Calamities Recede Thanks to Vegetable Farming

Out from under a pile of debt thanks to his successful vegetable farming operations, Mr. Khurkun is a happy man.

As often happens with people of slender means, one calamity followed another in his life. A while back, he lost most of the land he farmed when the government built an irrigation canal. What was left over wasn’t enough to sustain his family of six, so he began working as a daily wage laborer in neighboring India. They scraped by until his wife fell ill and he was forced to take out a high-interest loan to pay for her treatment. When his mother died, he borrowed more for her funeral  He borrowed more still to build a home and to pay for his daughter’s wedding. Under pressure from the moneylender, he sold off his remaining land to repay the loan.  Then came the global pandemic.

Fortunately, local partner BICWS had already been promoting sustainable farming techniques in his village and had convinced Mr. Khurkun and others to form a vegetable-farmers group.

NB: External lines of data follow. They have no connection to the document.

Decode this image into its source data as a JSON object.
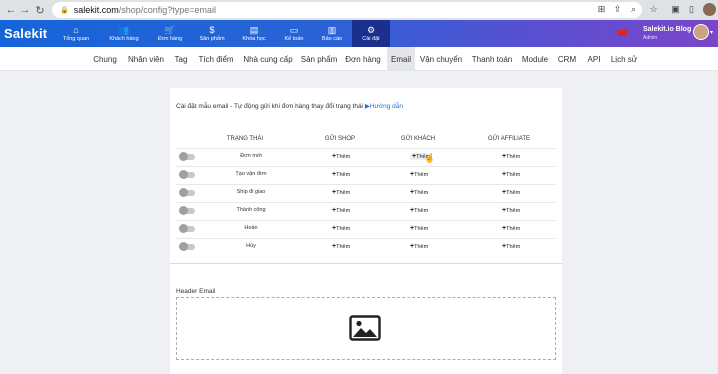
{
  "browser": {
    "url_host": "salekit.com",
    "url_path": "/shop/config?type=email"
  },
  "app": {
    "logo": "Salekit",
    "nav": [
      {
        "label": "Tổng quan",
        "icon": "home-icon"
      },
      {
        "label": "Khách hàng",
        "icon": "users-icon"
      },
      {
        "label": "Đơn hàng",
        "icon": "cart-icon"
      },
      {
        "label": "Sản phẩm",
        "icon": "dollar-icon"
      },
      {
        "label": "Khóa học",
        "icon": "book-icon"
      },
      {
        "label": "Kế toán",
        "icon": "wallet-icon"
      },
      {
        "label": "Báo cáo",
        "icon": "chart-icon"
      },
      {
        "label": "Cài đặt",
        "icon": "gear-icon"
      }
    ],
    "user": {
      "name": "Salekit.io Blog",
      "role": "Admin"
    }
  },
  "tabs": [
    "Chung",
    "Nhân viên",
    "Tag",
    "Tích điểm",
    "Nhà cung cấp",
    "Sản phẩm",
    "Đơn hàng",
    "Email",
    "Vận chuyển",
    "Thanh toán",
    "Module",
    "CRM",
    "API",
    "Lịch sử"
  ],
  "active_tab": "Email",
  "email_config": {
    "description": "Cài đặt mẫu email - Tự động gửi khi đơn hàng thay đổi trạng thái",
    "guide_link": "Hướng dẫn",
    "columns": [
      "TRẠNG THÁI",
      "GỬI SHOP",
      "GỬI KHÁCH",
      "GỬI AFFILIATE"
    ],
    "add_label": "Thêm",
    "rows": [
      {
        "status": "Đơn mới",
        "enabled": false
      },
      {
        "status": "Tạo vận đơn",
        "enabled": false
      },
      {
        "status": "Ship đi giao",
        "enabled": false
      },
      {
        "status": "Thành công",
        "enabled": false
      },
      {
        "status": "Hoàn",
        "enabled": false
      },
      {
        "status": "Hủy",
        "enabled": false
      }
    ],
    "header_email_label": "Header Email"
  },
  "colors": {
    "header_start": "#1565d8",
    "header_end": "#7b46c8",
    "active_nav": "#1b2f8e",
    "link": "#1e6fd9"
  }
}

Even though the lockdowns and travel restrictions made it difficult for them to buy chemical inputs and seeds, BICWS offered training on making organic fertilizer, insecticide, and pesticide, and taught irrigation principals. Encouraged by the training and the strong market for vegetables in the area, Mr. Khurkun took a chance on leasing a half-acre from a local landlord and started farming again.

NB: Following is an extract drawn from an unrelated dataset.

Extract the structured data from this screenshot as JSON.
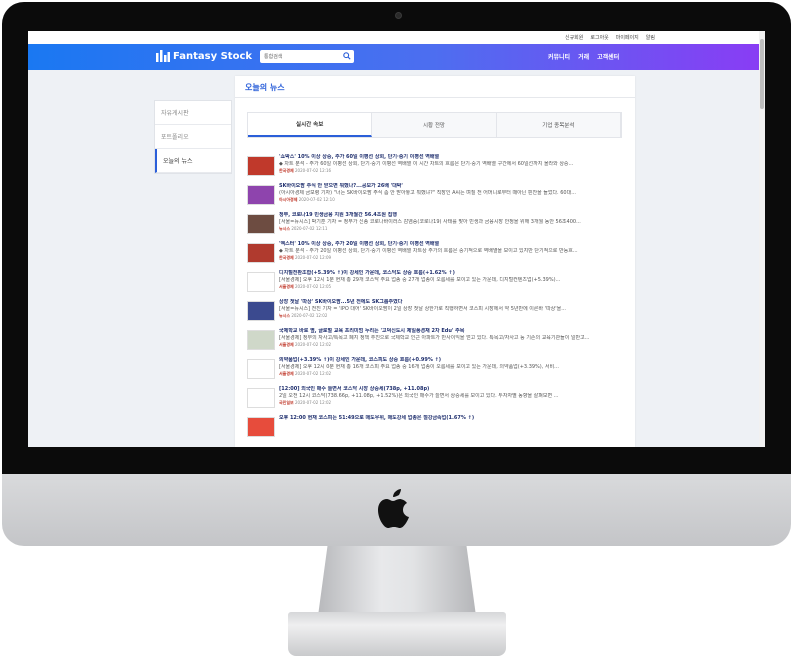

“With the continuous support of the BICWS staff, I grow cabbage, green leafy vegetables, edible loofa, bitter gourd, tomatoes, chili, radish, okra, pumpkin, cauliflower and beans.  I could easily sell the produce in the local farmers market at a favorable price”.  Once the profits started mounting, he leased another acre. His solid monthly income has allowed him to repay half of his debt in one year.

Mr. Khurkur expressed sincere gratitude to BICWS and MCC “who came to help me when I was overloaded by so many problems.”